Here are some key points to help reduce the risk of your horse (and you!) getting MRSA:
- Always wash your hands with soap and water (or use an alcohol-based hand sanitizer) after handling a horse, and before handling another horse.
- This is especially important if you have touched a horse’s nose, or any cuts or wounds that the horse may have.
- Don’t go down the row of stalls in the barn and pet every horse on the nose! They love the attention, but this is a great way to spread MRSA if it’s there!
- New horses coming into the barn, or animals coming back from a hospital, should be kept separate from all the other animals and only dealt with after all the other horses, for 3-4 weeks.
- This is an important measure for controlling many infectious diseases, not just MRSA.
- If your horse has a cut that looks infected, cover it with a bandage of some kind and contact your veterinarian. Your veterinarian can culture the wound to determine if it is an MRSA infection.
Horse visits hospital
Recently, a story about a man who brought a horse into a hospital to visit his father was widely reported. The horse apparently made it to the man’s room, which included a trip in an elevator. The son, who appeared intoxicated, was eventually asked to leave (and take the horse with him). Said a hospital spokesperson “We do have a pet visitation policy, but it does not include a horse”. Strangely, the horse that was brought to the hospital apparently wasn’t even the father’s horse (which supports suspicions of the son’s lack of sobriety).

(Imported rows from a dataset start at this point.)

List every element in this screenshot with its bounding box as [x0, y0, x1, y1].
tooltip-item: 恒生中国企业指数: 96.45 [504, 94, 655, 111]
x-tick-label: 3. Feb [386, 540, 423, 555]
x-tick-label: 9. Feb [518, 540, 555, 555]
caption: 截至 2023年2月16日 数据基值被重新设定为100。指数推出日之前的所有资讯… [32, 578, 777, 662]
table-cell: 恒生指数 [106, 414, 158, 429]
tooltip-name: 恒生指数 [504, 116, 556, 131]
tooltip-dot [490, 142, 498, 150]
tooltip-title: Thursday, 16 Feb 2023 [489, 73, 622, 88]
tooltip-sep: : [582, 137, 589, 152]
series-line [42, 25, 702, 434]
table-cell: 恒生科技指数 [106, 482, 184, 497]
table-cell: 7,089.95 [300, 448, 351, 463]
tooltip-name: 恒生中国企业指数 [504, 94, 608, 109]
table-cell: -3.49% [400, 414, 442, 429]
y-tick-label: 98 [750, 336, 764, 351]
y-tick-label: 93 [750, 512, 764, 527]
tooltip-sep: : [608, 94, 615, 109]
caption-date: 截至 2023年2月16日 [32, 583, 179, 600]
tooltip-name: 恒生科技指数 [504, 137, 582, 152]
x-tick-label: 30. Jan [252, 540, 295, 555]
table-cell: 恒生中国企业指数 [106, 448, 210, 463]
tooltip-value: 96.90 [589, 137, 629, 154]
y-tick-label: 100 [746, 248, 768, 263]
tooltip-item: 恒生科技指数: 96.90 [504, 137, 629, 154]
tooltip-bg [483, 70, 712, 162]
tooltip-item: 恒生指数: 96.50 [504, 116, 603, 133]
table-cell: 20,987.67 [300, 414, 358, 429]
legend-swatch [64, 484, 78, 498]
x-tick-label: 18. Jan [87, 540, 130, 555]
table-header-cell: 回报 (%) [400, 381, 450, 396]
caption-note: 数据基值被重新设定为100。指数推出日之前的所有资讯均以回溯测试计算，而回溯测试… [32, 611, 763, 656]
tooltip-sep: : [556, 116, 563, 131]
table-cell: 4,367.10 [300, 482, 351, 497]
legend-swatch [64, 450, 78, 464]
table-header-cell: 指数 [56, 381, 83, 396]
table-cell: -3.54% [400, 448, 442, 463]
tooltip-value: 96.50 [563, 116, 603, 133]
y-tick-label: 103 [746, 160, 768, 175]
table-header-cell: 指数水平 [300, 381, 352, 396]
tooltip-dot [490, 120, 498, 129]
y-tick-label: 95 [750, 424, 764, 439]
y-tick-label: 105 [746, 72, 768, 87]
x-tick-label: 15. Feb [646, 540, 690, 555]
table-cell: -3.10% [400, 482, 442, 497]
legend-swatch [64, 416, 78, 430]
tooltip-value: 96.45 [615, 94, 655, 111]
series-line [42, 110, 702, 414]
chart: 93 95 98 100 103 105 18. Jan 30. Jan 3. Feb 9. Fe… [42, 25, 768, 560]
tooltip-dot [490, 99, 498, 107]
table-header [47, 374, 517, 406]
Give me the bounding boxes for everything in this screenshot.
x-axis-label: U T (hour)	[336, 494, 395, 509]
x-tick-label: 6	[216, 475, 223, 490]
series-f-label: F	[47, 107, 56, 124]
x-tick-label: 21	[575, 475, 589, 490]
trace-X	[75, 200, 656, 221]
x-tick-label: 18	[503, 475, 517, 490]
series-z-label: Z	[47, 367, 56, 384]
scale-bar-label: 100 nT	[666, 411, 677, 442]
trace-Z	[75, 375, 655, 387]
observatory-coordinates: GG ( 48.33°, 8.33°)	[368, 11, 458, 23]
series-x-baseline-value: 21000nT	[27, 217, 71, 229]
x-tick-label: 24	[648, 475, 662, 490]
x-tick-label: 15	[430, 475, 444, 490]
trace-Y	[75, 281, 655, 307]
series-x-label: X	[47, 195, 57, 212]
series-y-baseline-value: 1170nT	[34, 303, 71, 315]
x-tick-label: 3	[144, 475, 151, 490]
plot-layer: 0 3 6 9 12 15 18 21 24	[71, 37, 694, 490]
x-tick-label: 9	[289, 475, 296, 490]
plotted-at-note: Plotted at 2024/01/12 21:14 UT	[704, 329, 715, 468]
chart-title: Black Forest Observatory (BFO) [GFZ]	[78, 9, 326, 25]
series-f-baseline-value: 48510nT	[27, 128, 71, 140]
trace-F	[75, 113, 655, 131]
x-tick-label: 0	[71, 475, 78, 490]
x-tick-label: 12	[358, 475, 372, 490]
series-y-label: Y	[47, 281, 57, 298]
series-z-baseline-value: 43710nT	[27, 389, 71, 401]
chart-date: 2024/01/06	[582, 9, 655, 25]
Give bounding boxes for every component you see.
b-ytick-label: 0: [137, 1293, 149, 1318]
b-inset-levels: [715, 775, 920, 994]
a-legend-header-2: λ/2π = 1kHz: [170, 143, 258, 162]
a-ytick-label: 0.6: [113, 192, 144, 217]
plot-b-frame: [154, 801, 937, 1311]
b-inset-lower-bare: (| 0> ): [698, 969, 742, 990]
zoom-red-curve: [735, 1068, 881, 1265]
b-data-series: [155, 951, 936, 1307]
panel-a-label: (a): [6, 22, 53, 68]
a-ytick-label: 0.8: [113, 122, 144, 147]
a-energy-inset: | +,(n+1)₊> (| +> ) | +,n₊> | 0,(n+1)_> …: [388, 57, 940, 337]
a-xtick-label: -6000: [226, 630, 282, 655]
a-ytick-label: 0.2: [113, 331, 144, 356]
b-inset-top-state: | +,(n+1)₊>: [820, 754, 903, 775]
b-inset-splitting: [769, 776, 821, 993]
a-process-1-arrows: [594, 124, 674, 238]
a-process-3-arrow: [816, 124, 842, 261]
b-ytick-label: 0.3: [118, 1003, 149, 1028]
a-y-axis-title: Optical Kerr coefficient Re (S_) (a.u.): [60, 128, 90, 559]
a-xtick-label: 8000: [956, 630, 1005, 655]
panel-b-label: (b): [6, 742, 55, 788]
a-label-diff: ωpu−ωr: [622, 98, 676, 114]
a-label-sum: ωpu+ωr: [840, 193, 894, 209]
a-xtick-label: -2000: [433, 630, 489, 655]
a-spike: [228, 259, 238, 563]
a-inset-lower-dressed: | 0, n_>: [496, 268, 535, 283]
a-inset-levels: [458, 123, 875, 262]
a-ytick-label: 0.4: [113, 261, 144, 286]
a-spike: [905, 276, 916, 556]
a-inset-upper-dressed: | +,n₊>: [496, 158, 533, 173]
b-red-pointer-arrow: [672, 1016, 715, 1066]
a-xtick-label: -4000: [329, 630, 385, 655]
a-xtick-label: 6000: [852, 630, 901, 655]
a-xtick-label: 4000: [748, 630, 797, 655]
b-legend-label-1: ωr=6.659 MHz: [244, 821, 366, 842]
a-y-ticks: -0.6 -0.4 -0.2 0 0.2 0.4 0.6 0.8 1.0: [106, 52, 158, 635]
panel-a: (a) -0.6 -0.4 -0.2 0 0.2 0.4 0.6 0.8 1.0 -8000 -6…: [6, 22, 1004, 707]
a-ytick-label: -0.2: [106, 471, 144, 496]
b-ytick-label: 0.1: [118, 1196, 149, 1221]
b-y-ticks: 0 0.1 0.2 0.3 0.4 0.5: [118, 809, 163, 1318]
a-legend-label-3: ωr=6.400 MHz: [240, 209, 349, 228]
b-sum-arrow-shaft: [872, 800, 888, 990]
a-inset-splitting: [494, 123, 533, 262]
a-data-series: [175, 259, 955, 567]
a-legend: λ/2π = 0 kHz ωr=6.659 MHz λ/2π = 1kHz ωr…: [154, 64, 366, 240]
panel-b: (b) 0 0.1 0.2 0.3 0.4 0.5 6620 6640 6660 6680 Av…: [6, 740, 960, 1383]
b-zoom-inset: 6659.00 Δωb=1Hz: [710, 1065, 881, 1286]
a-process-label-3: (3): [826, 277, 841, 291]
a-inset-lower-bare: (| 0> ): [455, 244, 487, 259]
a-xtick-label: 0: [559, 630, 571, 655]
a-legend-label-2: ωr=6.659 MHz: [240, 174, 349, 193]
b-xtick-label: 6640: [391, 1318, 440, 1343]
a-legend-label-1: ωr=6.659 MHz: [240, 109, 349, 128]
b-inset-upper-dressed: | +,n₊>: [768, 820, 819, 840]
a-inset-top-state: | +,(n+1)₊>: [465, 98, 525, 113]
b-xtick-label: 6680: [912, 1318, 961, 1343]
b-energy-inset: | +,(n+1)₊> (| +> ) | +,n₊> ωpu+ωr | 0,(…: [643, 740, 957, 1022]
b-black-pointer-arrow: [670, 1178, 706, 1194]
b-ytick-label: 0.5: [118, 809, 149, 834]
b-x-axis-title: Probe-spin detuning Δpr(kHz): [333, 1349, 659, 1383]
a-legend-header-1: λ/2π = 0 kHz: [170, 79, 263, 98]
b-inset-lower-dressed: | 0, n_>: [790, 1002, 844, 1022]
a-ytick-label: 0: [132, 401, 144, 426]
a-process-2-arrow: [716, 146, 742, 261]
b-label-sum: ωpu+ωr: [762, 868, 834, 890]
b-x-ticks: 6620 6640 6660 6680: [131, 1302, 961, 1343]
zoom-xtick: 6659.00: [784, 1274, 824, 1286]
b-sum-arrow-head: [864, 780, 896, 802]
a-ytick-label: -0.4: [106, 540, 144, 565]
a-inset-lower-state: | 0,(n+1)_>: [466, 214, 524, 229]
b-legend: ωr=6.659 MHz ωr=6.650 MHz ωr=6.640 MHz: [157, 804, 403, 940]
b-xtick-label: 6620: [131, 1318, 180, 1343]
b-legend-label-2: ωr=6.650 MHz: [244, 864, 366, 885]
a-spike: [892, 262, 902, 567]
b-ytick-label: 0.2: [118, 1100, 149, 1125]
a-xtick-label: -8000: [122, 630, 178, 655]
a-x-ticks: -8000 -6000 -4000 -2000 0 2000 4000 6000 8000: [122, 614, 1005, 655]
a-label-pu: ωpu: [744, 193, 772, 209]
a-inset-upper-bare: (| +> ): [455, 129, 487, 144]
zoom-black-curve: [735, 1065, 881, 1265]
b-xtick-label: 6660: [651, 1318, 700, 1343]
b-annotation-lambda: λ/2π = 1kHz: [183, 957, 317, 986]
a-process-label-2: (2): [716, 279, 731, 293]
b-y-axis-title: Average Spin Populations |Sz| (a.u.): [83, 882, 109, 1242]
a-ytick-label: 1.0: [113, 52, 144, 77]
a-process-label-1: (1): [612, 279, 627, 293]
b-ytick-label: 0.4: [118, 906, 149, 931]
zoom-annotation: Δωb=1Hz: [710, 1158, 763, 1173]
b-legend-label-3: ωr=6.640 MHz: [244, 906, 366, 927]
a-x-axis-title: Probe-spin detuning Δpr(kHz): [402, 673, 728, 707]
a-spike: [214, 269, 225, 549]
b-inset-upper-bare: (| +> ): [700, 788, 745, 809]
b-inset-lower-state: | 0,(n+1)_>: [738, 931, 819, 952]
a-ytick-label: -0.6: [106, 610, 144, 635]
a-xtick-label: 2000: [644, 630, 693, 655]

There are guidelines about which animals are appropriate for hospital visits, although it shouldn’t take an expert to figure out that a horse is not an appropriate candidate. Kicks, bites, and trauma from being crushed or run over are among the most obvious concerns. Horses can also carry a variety of bacteria that are potentially dangerous, especially to people in hospitals. These include Salmonella and methicillin-resistant Staphylococcus aureus (MRSA). There also aren’t that many house-trained horses out there.
So, while I can easily see how someone in a hospital would like to see his or her horse, there’s no way this should even be considered.
Some closing thoughts
- Would you like to ride in an elevator with a horse?
- Would you like to be stuck in an elevator with a horse?
- Do you think the horse was house trained?
- Do you think any of the healthcare personnel washed their hands after touching the horse?
This isn't the first time a horse has been in hospital, and some even get invited. The picture is from a story in Veterinary Practice News that described a program where horses were brought into hospitals!